Tgl 28 Oktober lalu, di Kereta dalam perjalanan untuk mengadakan rapat di tempat komsumer proyek yang kami tangani, rekan kantor di dekat saya bertanya, " Apa saja yang tidak diperbolehkan dalam hari-hari saat berpuasa dalam Islam?".
Dengan nada yakin saya langsung menjawab,"Gampangnya, semua perbuatan yang tidak baik adalah terlarang, disamping makan-minum dan hal-hal umum yang merupakan hal-hal yang membatalkan puasa".
"Lalu kenapa, teroris di Iraq yang mengatas namakan Islam, berbuat keji terhadap tawanan-tawanan sipil mereka, termasuk membunuhnya, di bulan ramadan sekalipun?", Sang rekan melanjutkan pertannyaannya.
Saya hanya bisa berkelit,"Penafsiran beberapa perintah dan semacamnya dalam Islam, memang cukup beragam. Ada yang pernafsirannya agak keras, yang oleh barat dicap sebagai Islam fundamentalis, dan ada juga yang penafsirannya lumayan moderat. Patut anda cata juga, bahwa saya sendiri mengaku sebagai golongan Islam moderat walau bukan Islam liberal. Tapi sayapun bisa memaklumi tindakan orang-orang yang anda sebut sebagai teroris di Iraq itu. Karena saya berusaha menggali informasi dengan tidak buta sebelah, hanya sesuatu yang diedarkan oleh media-media Barat yang sudah terlanjur ditunggangi oleh kepentingan sepihak itu."
Sang rekan seakan kaget mengetahui saya ada unsur kesetujuan terhadap pembantaian yang dilakukan oleh "teroris Iraq" itu.

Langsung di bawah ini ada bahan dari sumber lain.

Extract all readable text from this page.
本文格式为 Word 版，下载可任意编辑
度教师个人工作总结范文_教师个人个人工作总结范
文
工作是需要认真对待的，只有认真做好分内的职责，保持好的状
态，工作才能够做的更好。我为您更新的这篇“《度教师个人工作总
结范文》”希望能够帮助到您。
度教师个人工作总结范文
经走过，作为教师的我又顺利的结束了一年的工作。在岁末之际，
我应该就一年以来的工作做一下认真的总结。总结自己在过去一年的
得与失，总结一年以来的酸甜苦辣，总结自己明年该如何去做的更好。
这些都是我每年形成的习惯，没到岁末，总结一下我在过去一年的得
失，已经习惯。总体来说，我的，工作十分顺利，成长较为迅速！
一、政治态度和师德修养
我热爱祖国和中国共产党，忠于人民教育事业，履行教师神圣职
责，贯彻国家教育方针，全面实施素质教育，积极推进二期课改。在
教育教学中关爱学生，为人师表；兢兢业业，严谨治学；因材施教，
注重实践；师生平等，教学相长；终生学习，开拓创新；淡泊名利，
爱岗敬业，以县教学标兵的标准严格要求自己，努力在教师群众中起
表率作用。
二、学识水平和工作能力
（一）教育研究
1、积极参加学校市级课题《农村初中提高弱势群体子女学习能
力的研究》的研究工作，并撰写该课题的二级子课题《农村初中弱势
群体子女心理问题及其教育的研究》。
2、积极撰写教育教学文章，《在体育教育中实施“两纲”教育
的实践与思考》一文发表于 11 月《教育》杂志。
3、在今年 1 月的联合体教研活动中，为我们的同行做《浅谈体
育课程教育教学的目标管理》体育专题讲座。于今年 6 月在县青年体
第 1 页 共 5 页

Lalu ocehan saya lanjutkan.
"Anda mencap mereka sebagai teroris, tapi saya menganggap mereka resistant. Orang-orang yang tidak ada bedanya dengan nama-nama harum yang masih terdengar di dalam sanubari orang-orang Indonesia, tentang "para pembangkang" terhadap penjajah pada Zaman dulu. Mereka adalah teroris dari sudut pandang penjajah. Tapi di lain pihak mereka adalah pahlawan buat orang-orang pribumi yang masih menghargai harga diri bangsanya. Mereka memang adalah bak duri-duri yang harus disingkirkan bagi penguasa-penguasa boneka penjajah. Tapi mereka-pun bisa merupakan sebuah lilin buat warga yang masih cinta sama akidah dan identitas yang mereka punya. Dilain saat mereka adalah petani-petani atau buruh-buruh yang harus menghidupi keluarga mereka, pun dilain kesempatan mereka harus memenuhi panggilan bathin untuk mengangkat senjata ala kadarnya. Mereka memang bukanlah militer resmi negara, yang dapat reward dalam keberadaannya sebagai pejuang. Tapi justru disitulah letak kekaguman saya pada mereka. Mereka insya Allah ikhlas bukan dengan imingan kedudukan dan jabatan. Dan yang jelas nyawa menjadi taruhan.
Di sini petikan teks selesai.